My friend and co-worker Fred was back to work today after three weeks of paternity leave. He looked alert enough, and says he's actually getting 6 hours of sleep a night. I seem to be of an age when everyone I know has a baby.

I rode my bike home from work. One of the pair of cheap halogen headlights I use was dimming, though I'd recharged all the batteries just a couple days ago. I suspect a problem with the charger. It's the time of year when I'm always returning home in the dark.

I have some fairly tedious debugging to do which mostly involves waiting for compiles, so figured I"d stay up a little late and do some reading.

Stephen Tweedie's "Journaling the ext2fs Filesystem" talks about the design of ext3. It's kind of suprising, but it turns out that one of the most important features of a filesystem is the way it recovers from crashes. Keeping your files safe, after all, is probably the most important thing your computer does--a computer that regularly loses your files, or, possibly worse, silently corrupts them in ways that you don't notice till long after the fact, can be worse than useless. And crashes are hard to avoid--even if the software is perfect, there are always power outages.

So the filesystem has to be updated in a way that allows the computer to figure out what happened even if it last died halfway through an update. Also, the computer has to be able to figure out what happened *fast*. The traditional filesystem repair process can require reading through an entire filesystem, and disk sizes are growing much more quickly than disk bandwidth, to the point where reading through a large filesystem can take hours.

The approach taken by ext3 is a fairly common solution called journaling; the filesystem appends a record of each update to a special file called a journal. After it has recorded the update to the journal, it appends some kind of special "commit" marker to the journal, and only then does it go mess with the actual file system.
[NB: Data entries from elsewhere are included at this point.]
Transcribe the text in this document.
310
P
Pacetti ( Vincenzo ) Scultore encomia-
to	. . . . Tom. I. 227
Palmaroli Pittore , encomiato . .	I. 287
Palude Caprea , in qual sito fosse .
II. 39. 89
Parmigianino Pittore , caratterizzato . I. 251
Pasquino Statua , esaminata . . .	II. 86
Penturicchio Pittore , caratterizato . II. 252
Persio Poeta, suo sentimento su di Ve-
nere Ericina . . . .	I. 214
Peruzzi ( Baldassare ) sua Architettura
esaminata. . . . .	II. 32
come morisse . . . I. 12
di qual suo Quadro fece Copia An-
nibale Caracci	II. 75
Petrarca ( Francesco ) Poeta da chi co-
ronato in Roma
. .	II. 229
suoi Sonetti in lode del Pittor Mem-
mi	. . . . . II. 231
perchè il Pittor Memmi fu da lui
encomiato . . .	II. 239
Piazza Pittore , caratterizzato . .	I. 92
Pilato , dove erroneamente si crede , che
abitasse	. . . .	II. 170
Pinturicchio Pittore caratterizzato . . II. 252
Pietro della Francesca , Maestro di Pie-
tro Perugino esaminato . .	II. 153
Once the actual filesystem has been modified, the OS is free to remove the relevant entries from the journal.

Then on reboot the filesystem just reads through the journal, performs any updates that are marked as committed (in case they weren't previously finished), and removes any entries that aren't marked as committed. (Those updates will then be lost, but that's better than possibly making a mistake and leaving the filesystem in an inconsistent state.) Recovery is fast as long as you keep the size of the journal down.
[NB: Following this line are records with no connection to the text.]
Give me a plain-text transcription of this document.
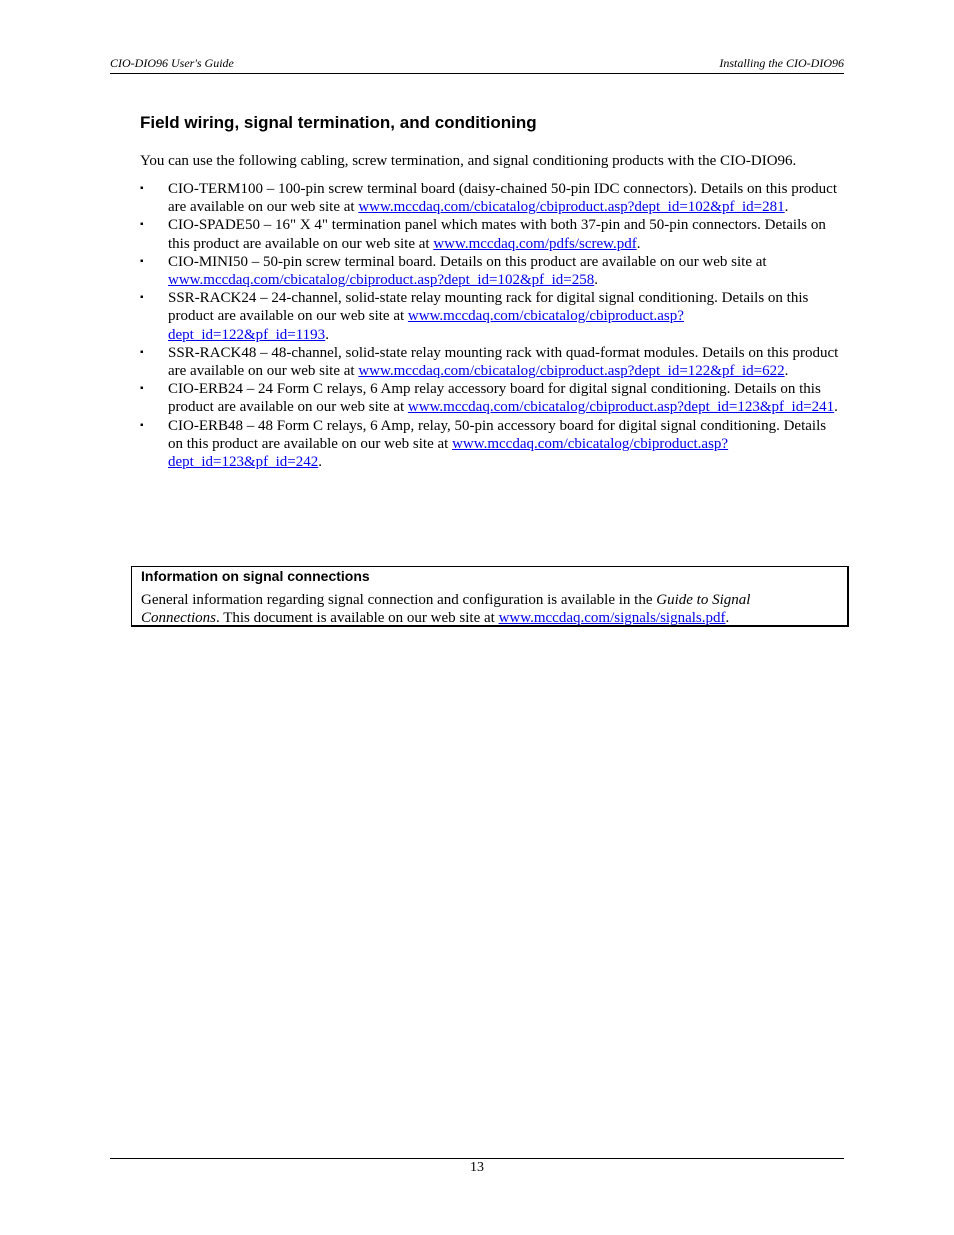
CIO-DIO96 User's Guide	Installing the CIO-DIO96
Field wiring, signal termination, and conditioning
You can use the following cabling, screw termination, and signal conditioning products with the CIO-DIO96.
▪	CIO-TERM100 – 100-pin screw terminal board (daisy-chained 50-pin IDC connectors). Details on this product are available on our web site at www.mccdaq.com/cbicatalog/cbiproduct.asp?dept_id=102&pf_id=281.
▪	CIO-SPADE50 – 16" X 4" termination panel which mates with both 37-pin and 50-pin connectors. Details on this product are available on our web site at www.mccdaq.com/pdfs/screw.pdf.
▪	CIO-MINI50 – 50-pin screw terminal board. Details on this product are available on our web site at www.mccdaq.com/cbicatalog/cbiproduct.asp?dept_id=102&pf_id=258.
▪	SSR-RACK24 – 24-channel, solid-state relay mounting rack for digital signal conditioning. Details on this product are available on our web site at www.mccdaq.com/cbicatalog/cbiproduct.asp?dept_id=122&pf_id=1193.
▪	SSR-RACK48 – 48-channel, solid-state relay mounting rack with quad-format modules. Details on this product are available on our web site at www.mccdaq.com/cbicatalog/cbiproduct.asp?dept_id=122&pf_id=622.
▪	CIO-ERB24 – 24 Form C relays, 6 Amp relay accessory board for digital signal conditioning. Details on this product are available on our web site at www.mccdaq.com/cbicatalog/cbiproduct.asp?dept_id=123&pf_id=241.
▪	CIO-ERB48 – 48 Form C relays, 6 Amp, relay, 50-pin accessory board for digital signal conditioning. Details on this product are available on our web site at www.mccdaq.com/cbicatalog/cbiproduct.asp?dept_id=123&pf_id=242.
Information on signal connections
General information regarding signal connection and configuration is available in the Guide to Signal Connections. This document is available on our web site at www.mccdaq.com/signals/signals.pdf.
13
Journaling also made it easy for the linux developers to maintain backwards compatibility with ext2--it's still possible to mount an ext3 filesystem as an ext2 filesystem by just ignoring the journal.

They note one interesting connection with NFS: NFS performance is often bound by the amount of time it takes the server to synchronously commit updates to disk. With some tuning the journalling may help by turning most such commits into sequential writes to disk?